I am grateful for your guidance, Mr Deputy Speaker.

In looking at what was happening generally in the European Union, I was simply asking, in relation to Croatia’s accession, whether we should continue to adopt an attitude that might have been appropriate 30 years ago but probably is not now. If we want to get some sovereignty back, and if we want to pay less into the European Union, we should negotiate hard at every opportunity, as the hon. Member for North East Somerset said. I do not see the point of being communautaire and good Europeans at one table, then going into the next room and saying that we are not good Europeans and that our objective is completely different. Every treaty and negotiation presents an opportunity to put forward our view.
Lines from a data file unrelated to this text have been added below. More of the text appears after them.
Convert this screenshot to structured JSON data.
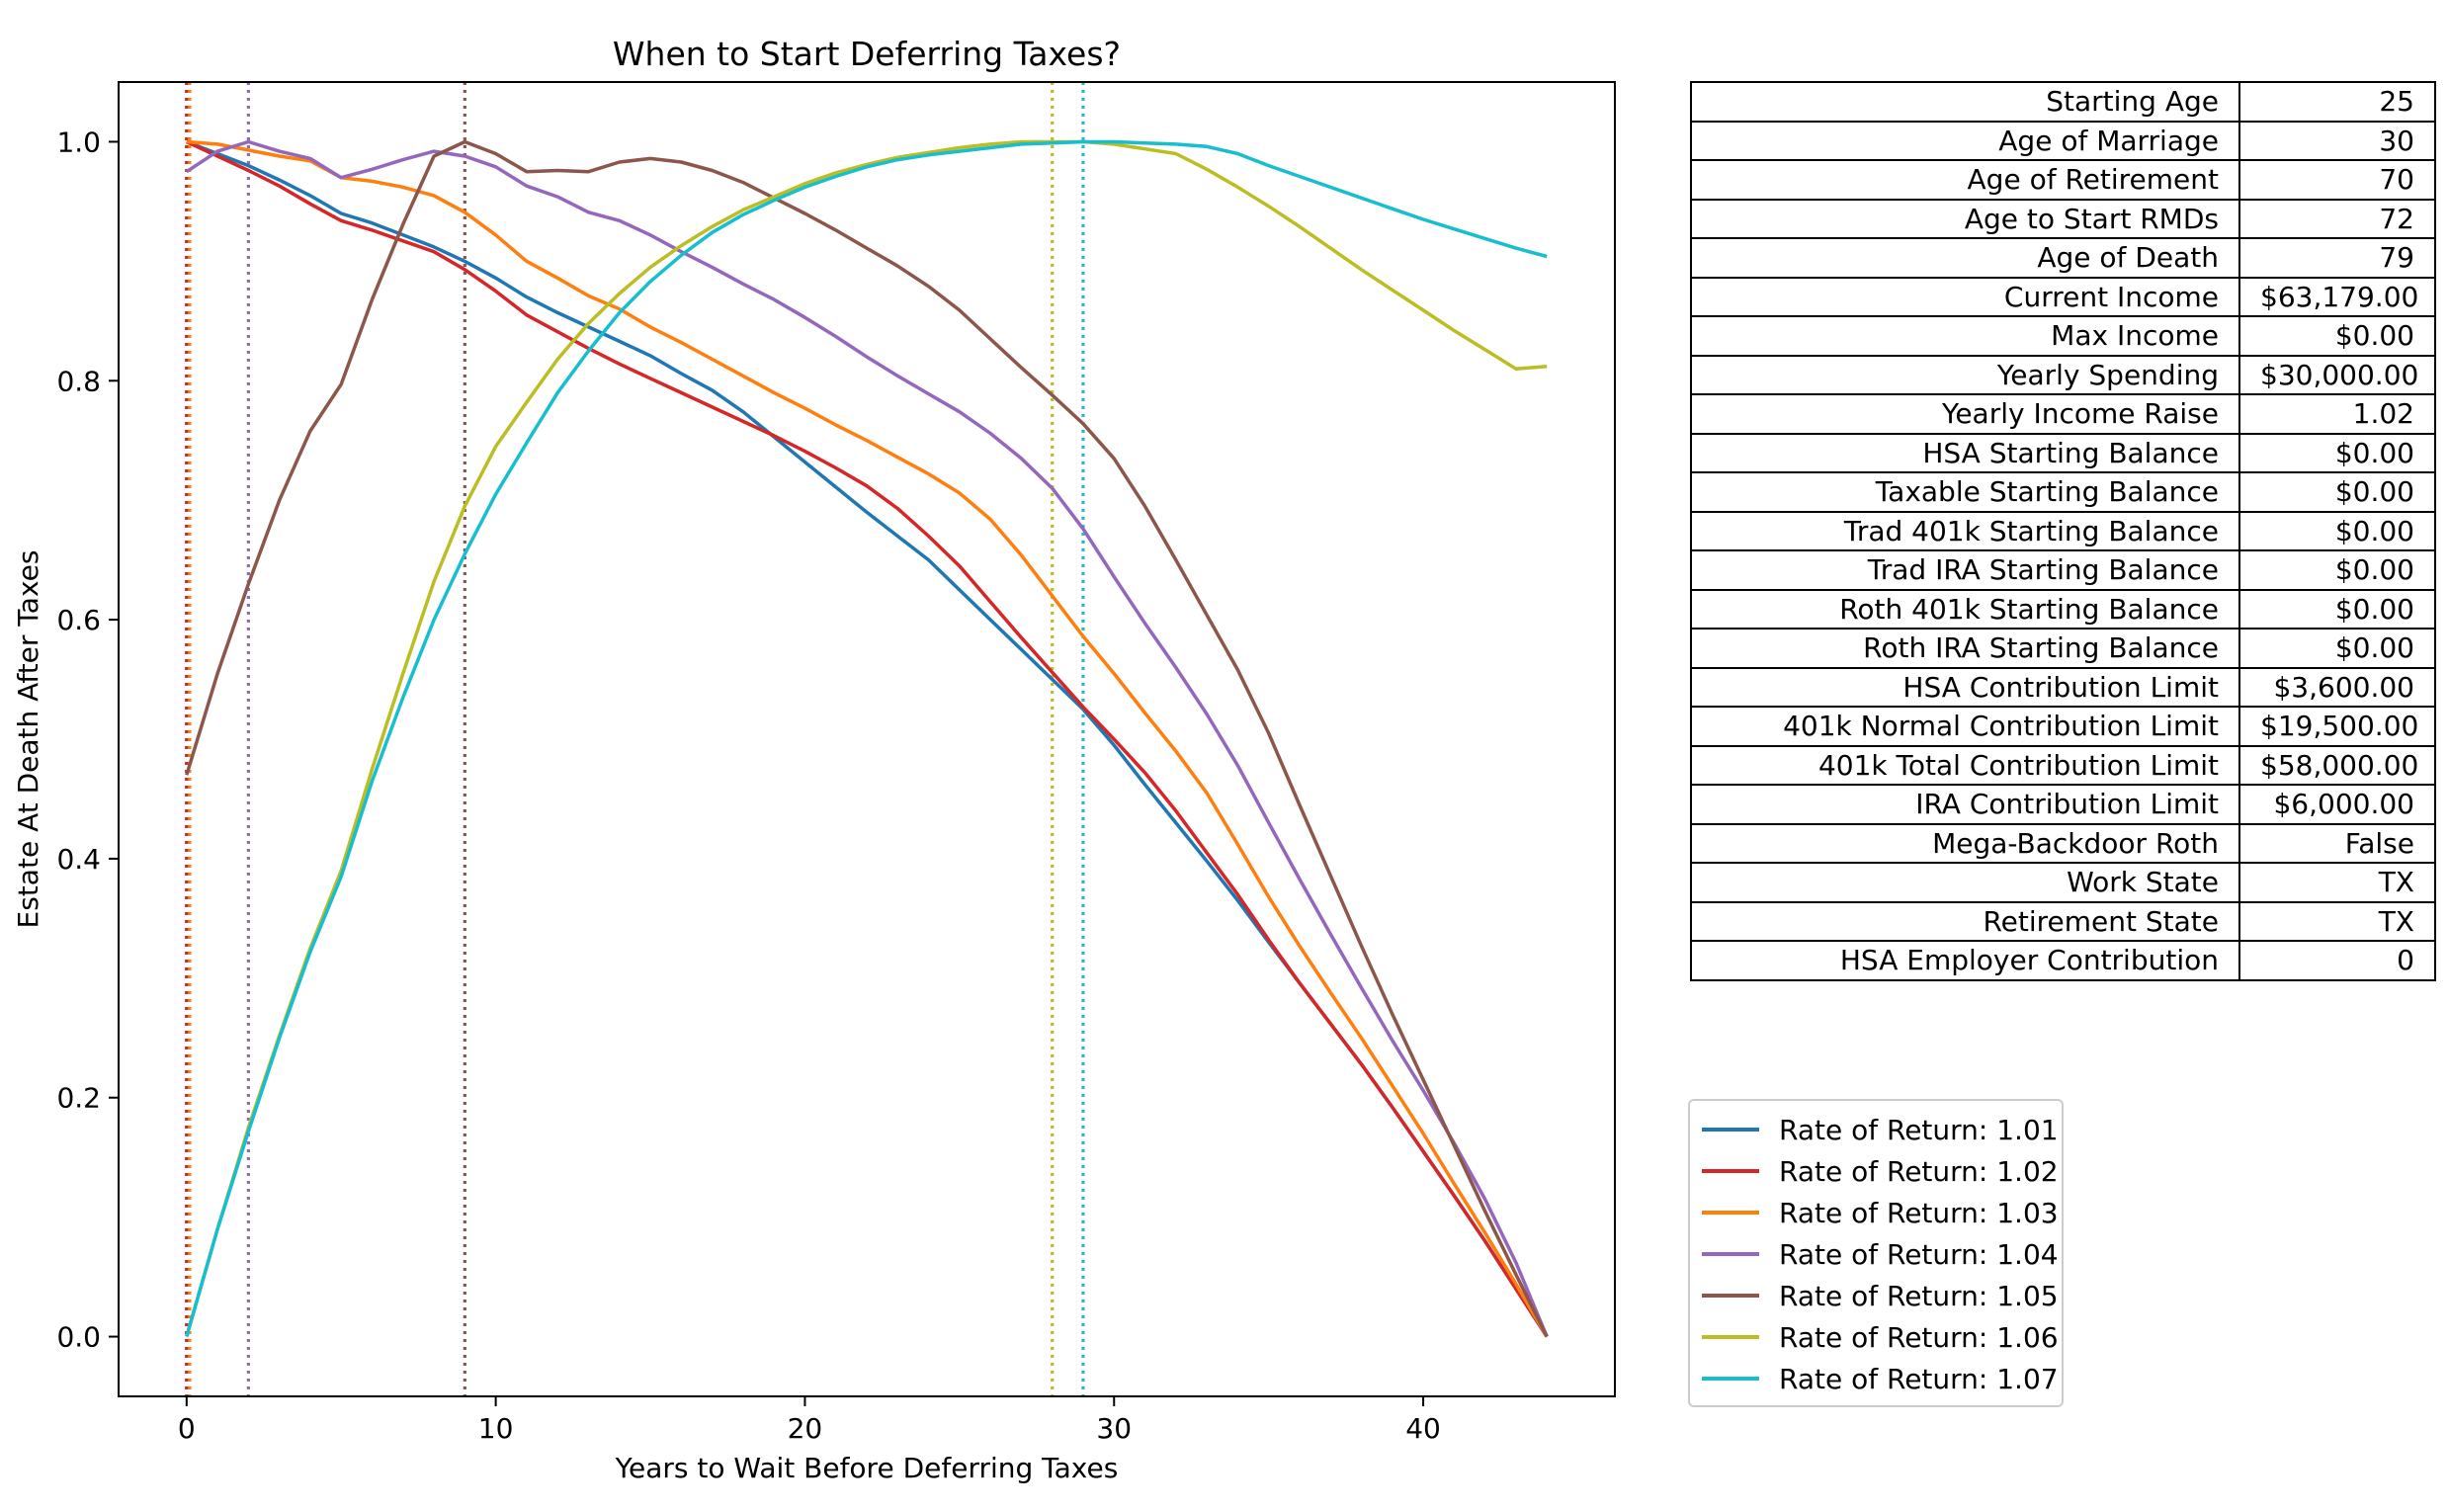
{
  "chart_data": {
    "type": "line",
    "title": "When to Start Deferring Taxes?",
    "xlabel": "Years to Wait Before Deferring Taxes",
    "ylabel": "Estate At Death After Taxes",
    "xlim": [
      -2.2,
      46.2
    ],
    "ylim": [
      -0.05,
      1.05
    ],
    "x_ticks": [
      0,
      10,
      20,
      30,
      40
    ],
    "y_ticks": [
      0.0,
      0.2,
      0.4,
      0.6,
      0.8,
      1.0
    ],
    "grid": false,
    "legend_position": "below-table",
    "series": [
      {
        "name": "Rate of Return: 1.01",
        "color": "#1f77b4",
        "optimal_x": 0,
        "x": [
          0,
          1,
          2,
          3,
          4,
          5,
          6,
          7,
          8,
          9,
          10,
          11,
          12,
          13,
          14,
          15,
          16,
          17,
          18,
          19,
          20,
          21,
          22,
          23,
          24,
          25,
          26,
          27,
          28,
          29,
          30,
          31,
          32,
          33,
          34,
          35,
          36,
          37,
          38,
          39,
          40,
          41,
          42,
          43,
          44
        ],
        "y": [
          1.0,
          0.99,
          0.98,
          0.968,
          0.955,
          0.94,
          0.932,
          0.922,
          0.912,
          0.9,
          0.886,
          0.87,
          0.857,
          0.845,
          0.833,
          0.821,
          0.806,
          0.792,
          0.774,
          0.753,
          0.732,
          0.711,
          0.69,
          0.67,
          0.65,
          0.625,
          0.6,
          0.575,
          0.55,
          0.525,
          0.495,
          0.462,
          0.43,
          0.398,
          0.365,
          0.33,
          0.296,
          0.262,
          0.228,
          0.192,
          0.155,
          0.118,
          0.08,
          0.04,
          0.0
        ]
      },
      {
        "name": "Rate of Return: 1.02",
        "color": "#d62728",
        "optimal_x": 0,
        "x": [
          0,
          1,
          2,
          3,
          4,
          5,
          6,
          7,
          8,
          9,
          10,
          11,
          12,
          13,
          14,
          15,
          16,
          17,
          18,
          19,
          20,
          21,
          22,
          23,
          24,
          25,
          26,
          27,
          28,
          29,
          30,
          31,
          32,
          33,
          34,
          35,
          36,
          37,
          38,
          39,
          40,
          41,
          42,
          43,
          44
        ],
        "y": [
          1.0,
          0.988,
          0.976,
          0.963,
          0.948,
          0.934,
          0.926,
          0.917,
          0.908,
          0.893,
          0.875,
          0.855,
          0.841,
          0.827,
          0.814,
          0.802,
          0.79,
          0.778,
          0.766,
          0.754,
          0.741,
          0.727,
          0.712,
          0.693,
          0.67,
          0.645,
          0.615,
          0.585,
          0.556,
          0.527,
          0.5,
          0.472,
          0.44,
          0.405,
          0.37,
          0.332,
          0.296,
          0.262,
          0.228,
          0.192,
          0.155,
          0.118,
          0.08,
          0.04,
          0.0
        ]
      },
      {
        "name": "Rate of Return: 1.03",
        "color": "#ff7f0e",
        "optimal_x": 0.1,
        "x": [
          0,
          1,
          2,
          3,
          4,
          5,
          6,
          7,
          8,
          9,
          10,
          11,
          12,
          13,
          14,
          15,
          16,
          17,
          18,
          19,
          20,
          21,
          22,
          23,
          24,
          25,
          26,
          27,
          28,
          29,
          30,
          31,
          32,
          33,
          34,
          35,
          36,
          37,
          38,
          39,
          40,
          41,
          42,
          43,
          44
        ],
        "y": [
          1.0,
          0.998,
          0.993,
          0.988,
          0.984,
          0.97,
          0.967,
          0.962,
          0.955,
          0.941,
          0.922,
          0.9,
          0.886,
          0.871,
          0.86,
          0.845,
          0.832,
          0.818,
          0.804,
          0.79,
          0.777,
          0.763,
          0.75,
          0.736,
          0.722,
          0.706,
          0.684,
          0.654,
          0.62,
          0.586,
          0.555,
          0.522,
          0.49,
          0.455,
          0.412,
          0.368,
          0.327,
          0.288,
          0.25,
          0.21,
          0.17,
          0.128,
          0.087,
          0.044,
          0.0
        ]
      },
      {
        "name": "Rate of Return: 1.04",
        "color": "#9467bd",
        "optimal_x": 2,
        "x": [
          0,
          1,
          2,
          3,
          4,
          5,
          6,
          7,
          8,
          9,
          10,
          11,
          12,
          13,
          14,
          15,
          16,
          17,
          18,
          19,
          20,
          21,
          22,
          23,
          24,
          25,
          26,
          27,
          28,
          29,
          30,
          31,
          32,
          33,
          34,
          35,
          36,
          37,
          38,
          39,
          40,
          41,
          42,
          43,
          44
        ],
        "y": [
          0.975,
          0.992,
          1.0,
          0.992,
          0.986,
          0.97,
          0.977,
          0.985,
          0.992,
          0.988,
          0.979,
          0.963,
          0.954,
          0.941,
          0.934,
          0.922,
          0.908,
          0.895,
          0.881,
          0.868,
          0.853,
          0.837,
          0.82,
          0.804,
          0.789,
          0.774,
          0.756,
          0.735,
          0.71,
          0.676,
          0.636,
          0.597,
          0.56,
          0.521,
          0.478,
          0.43,
          0.383,
          0.337,
          0.292,
          0.248,
          0.206,
          0.162,
          0.115,
          0.062,
          0.0
        ]
      },
      {
        "name": "Rate of Return: 1.05",
        "color": "#8c564b",
        "optimal_x": 9,
        "x": [
          0,
          1,
          2,
          3,
          4,
          5,
          6,
          7,
          8,
          9,
          10,
          11,
          12,
          13,
          14,
          15,
          16,
          17,
          18,
          19,
          20,
          21,
          22,
          23,
          24,
          25,
          26,
          27,
          28,
          29,
          30,
          31,
          32,
          33,
          34,
          35,
          36,
          37,
          38,
          39,
          40,
          41,
          42,
          43,
          44
        ],
        "y": [
          0.47,
          0.555,
          0.63,
          0.7,
          0.758,
          0.797,
          0.868,
          0.931,
          0.988,
          1.0,
          0.99,
          0.975,
          0.976,
          0.975,
          0.983,
          0.986,
          0.983,
          0.976,
          0.966,
          0.953,
          0.94,
          0.926,
          0.911,
          0.896,
          0.879,
          0.859,
          0.835,
          0.811,
          0.788,
          0.764,
          0.735,
          0.695,
          0.65,
          0.604,
          0.558,
          0.505,
          0.445,
          0.386,
          0.327,
          0.27,
          0.215,
          0.16,
          0.105,
          0.052,
          0.0
        ]
      },
      {
        "name": "Rate of Return: 1.06",
        "color": "#bcbd22",
        "optimal_x": 28,
        "x": [
          0,
          1,
          2,
          3,
          4,
          5,
          6,
          7,
          8,
          9,
          10,
          11,
          12,
          13,
          14,
          15,
          16,
          17,
          18,
          19,
          20,
          21,
          22,
          23,
          24,
          25,
          26,
          27,
          28,
          29,
          30,
          31,
          32,
          33,
          34,
          35,
          36,
          37,
          38,
          39,
          40,
          41,
          42,
          43,
          44
        ],
        "y": [
          0.0,
          0.09,
          0.175,
          0.252,
          0.325,
          0.39,
          0.475,
          0.555,
          0.632,
          0.695,
          0.745,
          0.782,
          0.818,
          0.848,
          0.873,
          0.895,
          0.913,
          0.929,
          0.943,
          0.954,
          0.965,
          0.974,
          0.981,
          0.987,
          0.991,
          0.995,
          0.998,
          1.0,
          1.0,
          1.0,
          0.998,
          0.994,
          0.99,
          0.977,
          0.962,
          0.946,
          0.929,
          0.911,
          0.893,
          0.876,
          0.859,
          0.842,
          0.826,
          0.81,
          0.812
        ]
      },
      {
        "name": "Rate of Return: 1.07",
        "color": "#17becf",
        "optimal_x": 29,
        "x": [
          0,
          1,
          2,
          3,
          4,
          5,
          6,
          7,
          8,
          9,
          10,
          11,
          12,
          13,
          14,
          15,
          16,
          17,
          18,
          19,
          20,
          21,
          22,
          23,
          24,
          25,
          26,
          27,
          28,
          29,
          30,
          31,
          32,
          33,
          34,
          35,
          36,
          37,
          38,
          39,
          40,
          41,
          42,
          43,
          44
        ],
        "y": [
          0.0,
          0.09,
          0.172,
          0.25,
          0.322,
          0.385,
          0.465,
          0.535,
          0.6,
          0.655,
          0.705,
          0.748,
          0.79,
          0.825,
          0.857,
          0.883,
          0.905,
          0.924,
          0.939,
          0.951,
          0.962,
          0.971,
          0.979,
          0.985,
          0.989,
          0.992,
          0.995,
          0.998,
          0.999,
          1.0,
          1.0,
          0.999,
          0.998,
          0.996,
          0.99,
          0.98,
          0.971,
          0.962,
          0.953,
          0.944,
          0.935,
          0.927,
          0.919,
          0.911,
          0.904
        ]
      }
    ]
  },
  "table": {
    "rows": [
      {
        "label": "Starting Age",
        "value": "25"
      },
      {
        "label": "Age of Marriage",
        "value": "30"
      },
      {
        "label": "Age of Retirement",
        "value": "70"
      },
      {
        "label": "Age to Start RMDs",
        "value": "72"
      },
      {
        "label": "Age of Death",
        "value": "79"
      },
      {
        "label": "Current Income",
        "value": "$63,179.00"
      },
      {
        "label": "Max Income",
        "value": "$0.00"
      },
      {
        "label": "Yearly Spending",
        "value": "$30,000.00"
      },
      {
        "label": "Yearly Income Raise",
        "value": "1.02"
      },
      {
        "label": "HSA Starting Balance",
        "value": "$0.00"
      },
      {
        "label": "Taxable Starting Balance",
        "value": "$0.00"
      },
      {
        "label": "Trad 401k Starting Balance",
        "value": "$0.00"
      },
      {
        "label": "Trad IRA Starting Balance",
        "value": "$0.00"
      },
      {
        "label": "Roth 401k Starting Balance",
        "value": "$0.00"
      },
      {
        "label": "Roth IRA Starting Balance",
        "value": "$0.00"
      },
      {
        "label": "HSA Contribution Limit",
        "value": "$3,600.00"
      },
      {
        "label": "401k Normal Contribution Limit",
        "value": "$19,500.00"
      },
      {
        "label": "401k Total Contribution Limit",
        "value": "$58,000.00"
      },
      {
        "label": "IRA Contribution Limit",
        "value": "$6,000.00"
      },
      {
        "label": "Mega-Backdoor Roth",
        "value": "False"
      },
      {
        "label": "Work State",
        "value": "TX"
      },
      {
        "label": "Retirement State",
        "value": "TX"
      },
      {
        "label": "HSA Employer Contribution",
        "value": "0"
      }
    ]
  }
}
I also have to say that the Conservative Members who moved amendments were in a minority, as there is a consensus in the House on Europe. It is worrying for our democracy, however, that that consensus is so at odds with public opinion outside, which is profoundly sceptical about deepening and enlarging the European Union, and cries out for its own say in a referendum—not on a specific issue such as Croatian accession, but on basic principles such as the public voting us in to pass laws and to represent them in this place. Should we really have passed so much power and sovereignty to the European Union?

Does the hon. Gentleman agree that my hon. Friend the Member for North East Somerset (Jacob Rees-Mogg) made an excellent speech about the potential impact of the accession of Croatia? Unusually, however, there was a flaw in my hon. Friend’s argument when he compared the accession of Croatia to joining the Carlton club. The Carlton club is a fine institution for people of a certain political leaning to enjoy good company, but all the members pay into the club to join the club. It appears to me, however, that the only people willing to join the European Union are those who are paid to join it. What sort of a club is it when one has to be paid to join?
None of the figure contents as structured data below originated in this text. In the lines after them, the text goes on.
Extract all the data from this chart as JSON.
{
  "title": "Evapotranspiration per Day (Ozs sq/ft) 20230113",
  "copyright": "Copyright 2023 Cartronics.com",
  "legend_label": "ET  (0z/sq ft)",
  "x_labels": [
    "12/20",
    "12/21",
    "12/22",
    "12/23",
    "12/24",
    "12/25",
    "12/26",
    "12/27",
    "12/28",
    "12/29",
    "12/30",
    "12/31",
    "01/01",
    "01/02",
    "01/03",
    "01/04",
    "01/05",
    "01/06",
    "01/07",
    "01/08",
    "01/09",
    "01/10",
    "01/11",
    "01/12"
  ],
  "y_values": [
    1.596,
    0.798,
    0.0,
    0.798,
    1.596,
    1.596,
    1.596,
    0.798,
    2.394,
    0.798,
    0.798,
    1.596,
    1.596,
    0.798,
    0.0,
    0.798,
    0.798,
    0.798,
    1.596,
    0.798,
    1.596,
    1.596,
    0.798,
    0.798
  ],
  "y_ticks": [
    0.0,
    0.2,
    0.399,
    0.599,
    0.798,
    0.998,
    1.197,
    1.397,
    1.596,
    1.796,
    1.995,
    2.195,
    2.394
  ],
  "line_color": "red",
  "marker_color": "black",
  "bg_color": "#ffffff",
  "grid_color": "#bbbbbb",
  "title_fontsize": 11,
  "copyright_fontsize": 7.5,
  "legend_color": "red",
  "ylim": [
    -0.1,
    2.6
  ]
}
I bow to the hon. Gentleman’s greater knowledge of the Carlton club than I have or am ever likely to have in future. My guess is, though, that his analogy is accurate.
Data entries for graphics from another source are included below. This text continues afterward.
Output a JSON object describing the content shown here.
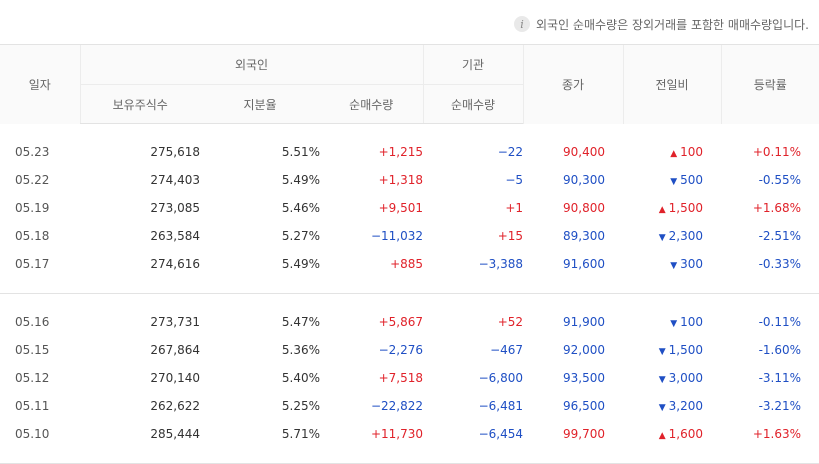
{
  "notice": {
    "icon": "info-icon",
    "text": "외국인 순매수량은 장외거래를 포함한 매매수량입니다."
  },
  "headers": {
    "date": "일자",
    "foreign": "외국인",
    "institution": "기관",
    "close": "종가",
    "change": "전일비",
    "rate": "등락률",
    "holdings": "보유주식수",
    "ratio": "지분율",
    "foreign_net": "순매수량",
    "inst_net": "순매수량"
  },
  "colors": {
    "up": "#e0222a",
    "down": "#1f4fc4"
  },
  "groups": [
    [
      {
        "date": "05.23",
        "holdings": "275,618",
        "ratio": "5.51%",
        "foreign_net": "+1,215",
        "inst_net": "−22",
        "close": "90,400",
        "dir": "up",
        "change": "100",
        "rate": "+0.11%"
      },
      {
        "date": "05.22",
        "holdings": "274,403",
        "ratio": "5.49%",
        "foreign_net": "+1,318",
        "inst_net": "−5",
        "close": "90,300",
        "dir": "down",
        "change": "500",
        "rate": "-0.55%"
      },
      {
        "date": "05.19",
        "holdings": "273,085",
        "ratio": "5.46%",
        "foreign_net": "+9,501",
        "inst_net": "+1",
        "close": "90,800",
        "dir": "up",
        "change": "1,500",
        "rate": "+1.68%"
      },
      {
        "date": "05.18",
        "holdings": "263,584",
        "ratio": "5.27%",
        "foreign_net": "−11,032",
        "inst_net": "+15",
        "close": "89,300",
        "dir": "down",
        "change": "2,300",
        "rate": "-2.51%"
      },
      {
        "date": "05.17",
        "holdings": "274,616",
        "ratio": "5.49%",
        "foreign_net": "+885",
        "inst_net": "−3,388",
        "close": "91,600",
        "dir": "down",
        "change": "300",
        "rate": "-0.33%"
      }
    ],
    [
      {
        "date": "05.16",
        "holdings": "273,731",
        "ratio": "5.47%",
        "foreign_net": "+5,867",
        "inst_net": "+52",
        "close": "91,900",
        "dir": "down",
        "change": "100",
        "rate": "-0.11%"
      },
      {
        "date": "05.15",
        "holdings": "267,864",
        "ratio": "5.36%",
        "foreign_net": "−2,276",
        "inst_net": "−467",
        "close": "92,000",
        "dir": "down",
        "change": "1,500",
        "rate": "-1.60%"
      },
      {
        "date": "05.12",
        "holdings": "270,140",
        "ratio": "5.40%",
        "foreign_net": "+7,518",
        "inst_net": "−6,800",
        "close": "93,500",
        "dir": "down",
        "change": "3,000",
        "rate": "-3.11%"
      },
      {
        "date": "05.11",
        "holdings": "262,622",
        "ratio": "5.25%",
        "foreign_net": "−22,822",
        "inst_net": "−6,481",
        "close": "96,500",
        "dir": "down",
        "change": "3,200",
        "rate": "-3.21%"
      },
      {
        "date": "05.10",
        "holdings": "285,444",
        "ratio": "5.71%",
        "foreign_net": "+11,730",
        "inst_net": "−6,454",
        "close": "99,700",
        "dir": "up",
        "change": "1,600",
        "rate": "+1.63%"
      }
    ]
  ]
}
Let me finish on the detail of the Croatian accession. I think there is a fundamental problem in the Government’s arguments. I have good will and everybody should have good will towards Croatia, but it is absolutely clear that the country does not meet the criteria for entry at present. What we are being asked, then, is to believe that if we agree to the treaty now, changes will take place.

There is some history to draw upon, and not just the mistakes that have been mentioned throughout the debate in respect of Romania and Bulgaria. Countries sometimes reform and improve, yet go backwards. Hungary is a clear example, because it is moving away from the rule of law. If it had been carrying on as it is at present it is doubtful that it would have been allowed into the European Union, so to ask the House to agree to something that does not comply with the criteria now on the basis that it will be compliant in the future is, I believe, an act of faith and optimism that is not justified.

I leave Members with this thought. We have had debates in Westminster Hall and in this Chamber about the benefits and disbenefits of the European arrest warrant. In agreeing to Croatia becoming part of the European Union, allowing a country that currently has very poor judicial standards and a very poor judiciary, albeit one that it is trying to improve, we are giving that country the power to arrest British citizens very quickly. I worry about that. It can be problematic enough in France, Germany and other EU countries when people are arrested in this country for things that are not against this country’s law, but those countries at least have well established, albeit different, judicial systems to our own. Croatia, however, does not have that, so it might well leave some of our citizens vulnerable to the European arrest warrant.

I wish Croatia well. There is clearly a huge consensus here for its joining coming the European Union, but I worry about our relationship with the EU and I also worry that Croatia, when it becomes a full member, will not have met all the criteria.

I do not need to declare my membership of the Carlton club, but I feel I should.

Question put and agreed to.

Bill accordingly read the Third time and passed.